O pessoal que jogava nas mesas começou a fazer as piadas inevitáveis e, então, Carlinhos da Matriz, que havia sido contemporâneo de Albério nos tempos de profissional, calçou os mocassins e começou a trotar, as pernas tomadas pelas varizes, em direção ao campo. Quando chegou, logo recebeu a bola enviada por Albério, e os dois deram início a uma troca de passes, sem deixar a bola cair. 


(Foto: Wildes Barbosa)

A gurizada que estava por ali, em volta do campo, fazendo outras coisas, notou a movimentação.

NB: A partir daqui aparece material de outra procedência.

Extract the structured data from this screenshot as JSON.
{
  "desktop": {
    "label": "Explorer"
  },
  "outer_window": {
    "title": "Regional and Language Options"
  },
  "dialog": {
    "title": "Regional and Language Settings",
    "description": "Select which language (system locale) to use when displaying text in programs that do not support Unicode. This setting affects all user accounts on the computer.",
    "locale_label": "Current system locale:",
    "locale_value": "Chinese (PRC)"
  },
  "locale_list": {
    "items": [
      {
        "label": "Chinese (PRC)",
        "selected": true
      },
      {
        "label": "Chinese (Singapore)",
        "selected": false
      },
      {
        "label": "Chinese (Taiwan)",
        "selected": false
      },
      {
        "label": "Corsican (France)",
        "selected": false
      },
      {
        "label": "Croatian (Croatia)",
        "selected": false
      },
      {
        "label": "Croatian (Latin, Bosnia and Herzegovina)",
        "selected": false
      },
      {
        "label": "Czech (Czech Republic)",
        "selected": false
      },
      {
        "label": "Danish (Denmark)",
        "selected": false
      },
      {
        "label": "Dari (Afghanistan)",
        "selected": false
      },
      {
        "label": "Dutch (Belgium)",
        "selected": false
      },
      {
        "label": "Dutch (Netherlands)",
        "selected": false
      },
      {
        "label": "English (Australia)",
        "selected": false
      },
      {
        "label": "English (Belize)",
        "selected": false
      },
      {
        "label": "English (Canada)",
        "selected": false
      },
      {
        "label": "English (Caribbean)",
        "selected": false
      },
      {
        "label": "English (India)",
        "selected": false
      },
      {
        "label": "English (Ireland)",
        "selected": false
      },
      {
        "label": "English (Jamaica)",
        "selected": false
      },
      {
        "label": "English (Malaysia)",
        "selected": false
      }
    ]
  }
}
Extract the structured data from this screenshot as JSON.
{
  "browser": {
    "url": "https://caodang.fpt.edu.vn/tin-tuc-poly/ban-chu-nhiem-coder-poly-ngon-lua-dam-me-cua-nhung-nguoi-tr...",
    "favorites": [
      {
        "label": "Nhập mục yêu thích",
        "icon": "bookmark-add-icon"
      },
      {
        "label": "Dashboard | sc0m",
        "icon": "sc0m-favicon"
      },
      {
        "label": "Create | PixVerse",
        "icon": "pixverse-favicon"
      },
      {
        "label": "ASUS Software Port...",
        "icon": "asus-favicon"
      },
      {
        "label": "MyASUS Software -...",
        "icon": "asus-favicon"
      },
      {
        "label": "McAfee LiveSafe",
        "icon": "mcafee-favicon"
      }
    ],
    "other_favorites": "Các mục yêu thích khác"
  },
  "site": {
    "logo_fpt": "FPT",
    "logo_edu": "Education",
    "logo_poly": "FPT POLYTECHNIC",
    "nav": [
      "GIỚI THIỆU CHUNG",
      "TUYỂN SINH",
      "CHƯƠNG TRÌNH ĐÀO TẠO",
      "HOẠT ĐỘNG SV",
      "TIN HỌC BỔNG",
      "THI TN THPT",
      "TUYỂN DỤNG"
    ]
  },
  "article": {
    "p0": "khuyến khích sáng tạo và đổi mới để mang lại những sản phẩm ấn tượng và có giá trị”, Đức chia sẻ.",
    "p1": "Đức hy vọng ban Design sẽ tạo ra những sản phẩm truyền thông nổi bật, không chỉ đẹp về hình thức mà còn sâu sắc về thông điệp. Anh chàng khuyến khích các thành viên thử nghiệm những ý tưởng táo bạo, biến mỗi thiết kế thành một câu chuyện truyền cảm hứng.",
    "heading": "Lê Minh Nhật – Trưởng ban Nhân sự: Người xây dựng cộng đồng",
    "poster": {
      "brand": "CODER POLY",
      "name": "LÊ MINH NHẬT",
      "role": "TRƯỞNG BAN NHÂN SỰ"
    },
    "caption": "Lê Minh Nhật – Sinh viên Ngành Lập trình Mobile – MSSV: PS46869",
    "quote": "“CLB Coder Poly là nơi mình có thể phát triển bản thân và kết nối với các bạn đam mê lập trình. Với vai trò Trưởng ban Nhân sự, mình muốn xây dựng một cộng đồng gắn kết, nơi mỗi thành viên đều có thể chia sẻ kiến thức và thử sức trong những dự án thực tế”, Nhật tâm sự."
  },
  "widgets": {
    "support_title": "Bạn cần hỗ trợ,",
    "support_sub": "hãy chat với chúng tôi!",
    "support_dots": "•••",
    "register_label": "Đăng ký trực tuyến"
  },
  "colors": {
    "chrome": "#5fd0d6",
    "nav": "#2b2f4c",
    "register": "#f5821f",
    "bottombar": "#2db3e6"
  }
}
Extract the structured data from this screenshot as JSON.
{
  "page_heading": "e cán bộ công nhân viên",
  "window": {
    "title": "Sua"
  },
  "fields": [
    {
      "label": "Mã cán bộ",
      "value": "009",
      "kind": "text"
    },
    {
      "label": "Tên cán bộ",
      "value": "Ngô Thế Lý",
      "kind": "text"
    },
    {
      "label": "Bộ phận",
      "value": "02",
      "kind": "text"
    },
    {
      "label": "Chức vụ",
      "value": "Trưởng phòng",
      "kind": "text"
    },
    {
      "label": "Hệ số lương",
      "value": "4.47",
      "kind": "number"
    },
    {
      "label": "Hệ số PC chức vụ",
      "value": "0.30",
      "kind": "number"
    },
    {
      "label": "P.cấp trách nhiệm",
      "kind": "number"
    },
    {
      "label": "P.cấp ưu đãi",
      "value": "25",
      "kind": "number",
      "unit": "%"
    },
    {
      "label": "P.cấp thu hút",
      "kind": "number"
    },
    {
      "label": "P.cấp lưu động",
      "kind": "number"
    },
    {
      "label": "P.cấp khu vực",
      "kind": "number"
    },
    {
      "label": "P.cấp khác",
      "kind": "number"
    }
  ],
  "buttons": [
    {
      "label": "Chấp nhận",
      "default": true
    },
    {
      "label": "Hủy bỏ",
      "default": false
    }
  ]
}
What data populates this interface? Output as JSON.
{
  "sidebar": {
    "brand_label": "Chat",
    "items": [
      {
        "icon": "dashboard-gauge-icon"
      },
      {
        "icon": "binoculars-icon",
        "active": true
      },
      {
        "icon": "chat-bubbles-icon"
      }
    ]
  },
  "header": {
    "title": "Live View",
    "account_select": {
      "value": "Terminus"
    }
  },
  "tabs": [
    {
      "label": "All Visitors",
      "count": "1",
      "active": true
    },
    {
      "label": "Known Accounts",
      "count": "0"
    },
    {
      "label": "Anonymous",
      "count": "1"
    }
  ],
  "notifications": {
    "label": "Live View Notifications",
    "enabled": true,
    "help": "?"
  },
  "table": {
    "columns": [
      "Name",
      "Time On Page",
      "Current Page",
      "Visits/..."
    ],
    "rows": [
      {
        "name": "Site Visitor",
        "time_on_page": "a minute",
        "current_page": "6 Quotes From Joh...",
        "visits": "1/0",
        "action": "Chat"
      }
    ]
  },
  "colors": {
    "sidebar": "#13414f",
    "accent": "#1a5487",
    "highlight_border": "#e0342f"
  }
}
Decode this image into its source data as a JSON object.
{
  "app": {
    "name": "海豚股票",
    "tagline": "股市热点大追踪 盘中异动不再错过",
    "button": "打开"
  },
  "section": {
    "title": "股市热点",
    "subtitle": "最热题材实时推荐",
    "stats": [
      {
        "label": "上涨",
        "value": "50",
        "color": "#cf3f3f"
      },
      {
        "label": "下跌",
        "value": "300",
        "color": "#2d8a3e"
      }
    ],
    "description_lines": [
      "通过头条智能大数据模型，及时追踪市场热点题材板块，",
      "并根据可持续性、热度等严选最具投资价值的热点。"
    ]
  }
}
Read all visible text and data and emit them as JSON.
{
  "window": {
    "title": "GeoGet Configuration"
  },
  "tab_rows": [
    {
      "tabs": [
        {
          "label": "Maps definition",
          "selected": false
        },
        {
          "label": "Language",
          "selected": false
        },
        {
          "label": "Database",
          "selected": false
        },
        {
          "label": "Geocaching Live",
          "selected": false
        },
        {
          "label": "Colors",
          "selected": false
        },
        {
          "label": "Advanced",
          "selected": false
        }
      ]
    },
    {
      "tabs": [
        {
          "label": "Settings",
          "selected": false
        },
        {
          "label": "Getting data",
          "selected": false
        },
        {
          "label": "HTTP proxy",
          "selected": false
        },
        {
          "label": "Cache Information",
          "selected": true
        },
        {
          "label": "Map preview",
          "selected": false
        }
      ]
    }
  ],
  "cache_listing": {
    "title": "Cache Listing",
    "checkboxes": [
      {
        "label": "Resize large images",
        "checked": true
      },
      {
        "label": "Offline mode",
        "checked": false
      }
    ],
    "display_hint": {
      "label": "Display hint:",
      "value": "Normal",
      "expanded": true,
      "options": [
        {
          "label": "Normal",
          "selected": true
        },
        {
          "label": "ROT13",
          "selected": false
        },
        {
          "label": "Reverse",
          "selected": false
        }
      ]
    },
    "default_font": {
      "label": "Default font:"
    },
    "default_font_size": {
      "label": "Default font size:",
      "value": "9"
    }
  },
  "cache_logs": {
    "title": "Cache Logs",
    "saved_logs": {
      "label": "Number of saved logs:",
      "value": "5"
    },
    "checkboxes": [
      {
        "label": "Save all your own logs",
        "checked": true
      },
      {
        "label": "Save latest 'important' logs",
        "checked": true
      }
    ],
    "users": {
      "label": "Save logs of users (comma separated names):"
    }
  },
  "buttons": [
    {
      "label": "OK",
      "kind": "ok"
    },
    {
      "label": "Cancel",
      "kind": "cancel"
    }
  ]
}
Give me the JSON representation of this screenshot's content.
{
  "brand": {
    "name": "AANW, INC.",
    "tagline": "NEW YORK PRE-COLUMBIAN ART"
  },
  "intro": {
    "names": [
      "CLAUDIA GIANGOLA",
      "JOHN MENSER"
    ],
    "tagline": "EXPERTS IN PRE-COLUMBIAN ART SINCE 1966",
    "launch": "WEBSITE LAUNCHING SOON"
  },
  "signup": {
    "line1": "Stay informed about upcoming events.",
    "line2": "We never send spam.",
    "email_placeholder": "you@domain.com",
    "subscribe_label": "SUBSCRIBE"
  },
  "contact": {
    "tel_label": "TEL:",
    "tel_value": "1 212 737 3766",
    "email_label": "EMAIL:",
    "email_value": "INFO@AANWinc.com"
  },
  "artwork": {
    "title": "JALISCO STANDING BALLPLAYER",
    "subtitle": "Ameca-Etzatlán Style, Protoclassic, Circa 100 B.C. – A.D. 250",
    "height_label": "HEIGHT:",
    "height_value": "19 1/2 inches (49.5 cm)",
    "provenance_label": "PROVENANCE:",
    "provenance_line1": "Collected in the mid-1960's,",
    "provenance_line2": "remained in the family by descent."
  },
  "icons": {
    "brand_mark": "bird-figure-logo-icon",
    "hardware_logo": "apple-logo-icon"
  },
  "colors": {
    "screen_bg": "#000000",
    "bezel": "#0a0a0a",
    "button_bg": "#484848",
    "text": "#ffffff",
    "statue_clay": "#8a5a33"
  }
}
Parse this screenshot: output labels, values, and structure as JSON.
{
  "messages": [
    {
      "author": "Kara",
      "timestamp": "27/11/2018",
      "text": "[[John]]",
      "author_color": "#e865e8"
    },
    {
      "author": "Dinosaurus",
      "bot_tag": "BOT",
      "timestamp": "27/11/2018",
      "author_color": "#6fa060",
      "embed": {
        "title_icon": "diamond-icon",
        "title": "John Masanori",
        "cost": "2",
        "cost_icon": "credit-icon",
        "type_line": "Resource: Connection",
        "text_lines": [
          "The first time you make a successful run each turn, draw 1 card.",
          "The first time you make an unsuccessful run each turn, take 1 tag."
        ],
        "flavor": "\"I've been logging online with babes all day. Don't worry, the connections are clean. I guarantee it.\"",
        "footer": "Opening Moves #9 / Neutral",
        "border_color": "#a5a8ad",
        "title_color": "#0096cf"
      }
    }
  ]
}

O mesmo ocorreu com os adultos – casais, grupos de amigos – que estavam em frente às casas, conversando, ouvindo música, tomando cerveja, e, em pouco tempo, vários deles se aproximaram do alambrado para assistir a brincadeira, da qual agora já participavam alguns adolescentes, rapazes e moças.

No campo, pelo menos três bolas já eram usadas, e foi então que os outros veteranos decidiram – uns mais entusiasmados que outros – se divertir também, e se juntaram a Albério e Carlinhos da Matriz, e depois quem veio foi o próprio Mazinho, que deixou o quiosque sob os cuidados do filho, mas o filho logo foi para o campo também, porque era o que todos estavam fazendo, até as mães e as avós estavam agarradas no alambrado, e uma delas era a mulher de Albério, Rosália, que não sabia se achava graça ou se ficava preocupada por causa do coração do marido, e lá pelas tantas o que se viu era que havia mais gente dentro do campo do que fora, as calçadas quase vazias, as casas deixadas para trás com as portas abertas, as mesas esquecidas com as peças de dama e dominó abandonadas sobre elas, e a folia corria solta no terrão, e tudo estava tão bom que ninguém se preocupou em fotografar ou filmar ou fazer relatos por WhatsApp, e dali a pouco um sapato voou, um pé de mocassin marrom, mas isso não impediu que Carlinhos da Matriz continuasse batendo bola, e as crianças corriam pra lá e pra cá, e os velhos trocavam seus passes, e os jovens tentavam organizar rodas de altinha, e então os mais jovens passaram a trocar passes com os mais velhos, e os mais velhos iam para as rodas de altinha, e a essa altura alguém já havia colocado para funcionar o sistema de som do quiosque do Mazinho, e aquilo virou uma festa que durou a tarde toda, varou a noite, invadiu a madrugada, e, para alguns deles, tornou-se lembrança que ardeu em chama linda e inextinguível pelo resto de suas vidas.